View the initial and final concentration fields.

[40]:

plot_microstructures(x_large[0], y_large[0], titles=['Initial Concentration', 'Final Concentration'])

[41]:

y_legendre_large = x_large
y_primitive_large = x_large

for _ in range(10):
y_legendre_large = model_legendre.predict(y_legendre_large).persist()
y_primitive_large = model_primitive.predict(y_primitive_large).persist()

y_legendre_large = y_legendre_large.reshape(y_large.shape).persist()
y_primitive_large = y_primitive_large.reshape(y_large.shape).persist()

[43]:

plot_microstructures(
y_large[0],
y_primitive_large[0],
y_legendre_large[0],
titles=('Simulation', 'Primitive', 'Legendre')
)


Both MKS models seem to predict the concentration faily well. However, the Legendre polynomial basis looks to be better. Again, let’s look at the difference between the simulation and the MKS models.

[45]:

#PYTEST_VALIDATE_IGNORE_OUTPUT

plot_microstructures(
y_large[0] - y_primitive_large[0],
y_large[0] - y_legendre_large[0],
titles=['Simulation - Primitive','Simulation - Legendre'])

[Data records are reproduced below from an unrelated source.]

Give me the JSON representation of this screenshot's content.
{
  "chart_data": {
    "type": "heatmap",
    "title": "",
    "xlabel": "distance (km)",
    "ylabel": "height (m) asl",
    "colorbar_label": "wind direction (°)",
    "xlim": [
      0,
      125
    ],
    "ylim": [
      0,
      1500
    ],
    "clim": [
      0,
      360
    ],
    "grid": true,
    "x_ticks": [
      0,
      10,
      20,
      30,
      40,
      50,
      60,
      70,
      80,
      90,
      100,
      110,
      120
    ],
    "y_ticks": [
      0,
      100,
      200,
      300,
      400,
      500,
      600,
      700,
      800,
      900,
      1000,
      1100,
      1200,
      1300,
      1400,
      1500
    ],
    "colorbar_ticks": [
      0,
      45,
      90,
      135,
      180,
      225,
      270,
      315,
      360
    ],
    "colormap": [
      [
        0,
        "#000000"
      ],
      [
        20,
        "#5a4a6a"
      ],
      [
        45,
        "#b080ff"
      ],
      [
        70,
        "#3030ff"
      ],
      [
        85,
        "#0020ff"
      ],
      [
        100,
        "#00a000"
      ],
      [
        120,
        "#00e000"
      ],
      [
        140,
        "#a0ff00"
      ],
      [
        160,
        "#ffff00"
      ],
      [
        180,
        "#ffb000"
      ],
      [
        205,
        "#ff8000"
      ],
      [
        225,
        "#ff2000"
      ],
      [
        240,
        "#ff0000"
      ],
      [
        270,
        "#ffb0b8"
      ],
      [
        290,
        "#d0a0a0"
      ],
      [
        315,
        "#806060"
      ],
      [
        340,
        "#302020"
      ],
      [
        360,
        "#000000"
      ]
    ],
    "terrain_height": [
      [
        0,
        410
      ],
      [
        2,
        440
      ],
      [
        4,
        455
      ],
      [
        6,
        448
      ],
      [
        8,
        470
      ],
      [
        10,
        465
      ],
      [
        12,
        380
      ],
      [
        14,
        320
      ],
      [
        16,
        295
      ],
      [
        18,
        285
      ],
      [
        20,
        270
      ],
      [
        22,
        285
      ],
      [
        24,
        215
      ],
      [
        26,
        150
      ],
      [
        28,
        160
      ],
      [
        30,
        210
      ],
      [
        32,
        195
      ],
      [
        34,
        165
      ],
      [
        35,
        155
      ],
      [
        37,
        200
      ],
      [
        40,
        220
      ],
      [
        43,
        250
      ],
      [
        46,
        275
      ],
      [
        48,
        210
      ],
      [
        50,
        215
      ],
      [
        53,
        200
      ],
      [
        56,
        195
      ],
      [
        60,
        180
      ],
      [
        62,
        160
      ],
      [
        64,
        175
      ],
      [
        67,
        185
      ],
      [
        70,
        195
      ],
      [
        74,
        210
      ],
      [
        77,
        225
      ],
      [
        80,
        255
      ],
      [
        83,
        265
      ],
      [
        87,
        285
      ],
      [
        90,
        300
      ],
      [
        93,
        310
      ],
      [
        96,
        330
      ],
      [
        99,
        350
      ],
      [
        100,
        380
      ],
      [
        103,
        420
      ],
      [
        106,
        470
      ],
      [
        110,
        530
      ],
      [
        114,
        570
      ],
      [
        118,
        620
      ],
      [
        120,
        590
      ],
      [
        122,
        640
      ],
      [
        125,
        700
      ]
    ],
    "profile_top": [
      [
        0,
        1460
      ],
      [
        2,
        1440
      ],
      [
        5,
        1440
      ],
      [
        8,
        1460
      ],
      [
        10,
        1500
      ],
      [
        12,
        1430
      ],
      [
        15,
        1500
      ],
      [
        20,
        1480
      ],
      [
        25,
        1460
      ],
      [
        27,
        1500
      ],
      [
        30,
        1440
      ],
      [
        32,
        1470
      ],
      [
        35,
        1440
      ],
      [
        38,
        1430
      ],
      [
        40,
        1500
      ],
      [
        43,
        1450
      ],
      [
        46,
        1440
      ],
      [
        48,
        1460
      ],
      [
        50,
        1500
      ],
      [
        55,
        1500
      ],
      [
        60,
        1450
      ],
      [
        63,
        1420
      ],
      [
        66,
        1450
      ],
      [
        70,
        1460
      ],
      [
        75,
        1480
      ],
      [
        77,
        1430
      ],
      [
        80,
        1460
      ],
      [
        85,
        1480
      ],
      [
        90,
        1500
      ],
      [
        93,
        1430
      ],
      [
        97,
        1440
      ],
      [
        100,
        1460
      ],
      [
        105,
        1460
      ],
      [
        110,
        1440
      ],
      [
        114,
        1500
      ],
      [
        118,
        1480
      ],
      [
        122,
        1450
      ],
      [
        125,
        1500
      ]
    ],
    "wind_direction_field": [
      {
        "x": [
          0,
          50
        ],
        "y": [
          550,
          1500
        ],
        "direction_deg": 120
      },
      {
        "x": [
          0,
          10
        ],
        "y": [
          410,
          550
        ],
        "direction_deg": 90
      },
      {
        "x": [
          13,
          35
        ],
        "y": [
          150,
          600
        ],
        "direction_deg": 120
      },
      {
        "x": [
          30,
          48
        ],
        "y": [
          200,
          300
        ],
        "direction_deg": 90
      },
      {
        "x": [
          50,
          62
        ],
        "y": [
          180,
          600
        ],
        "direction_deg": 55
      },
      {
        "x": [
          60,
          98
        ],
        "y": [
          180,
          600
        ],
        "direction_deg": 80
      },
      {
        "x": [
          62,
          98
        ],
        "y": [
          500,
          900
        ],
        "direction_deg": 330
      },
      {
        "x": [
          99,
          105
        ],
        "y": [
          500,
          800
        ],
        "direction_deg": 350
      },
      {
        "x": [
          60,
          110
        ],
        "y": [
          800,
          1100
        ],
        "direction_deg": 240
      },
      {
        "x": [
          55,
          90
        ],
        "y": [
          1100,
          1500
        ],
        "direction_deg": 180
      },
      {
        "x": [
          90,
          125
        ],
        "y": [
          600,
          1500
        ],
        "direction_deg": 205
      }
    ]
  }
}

print('Primative mse =', mean_squared_error(y_large[0], y_primitive_large[0]))
print('Legendre mse =', mean_squared_error(y_large[0], y_legendre_large[0]))


Primative mse = 4.061596067141055e-06
Legendre mse = 8.829185012235967e-13


With the resized influence coefficients, the LegendreBasis outperforms the PrimitiveBasis for the same value of n_states. However, simply comparing the calculations based only on n_states ignores other factors such as number of floating point calculations and memory used.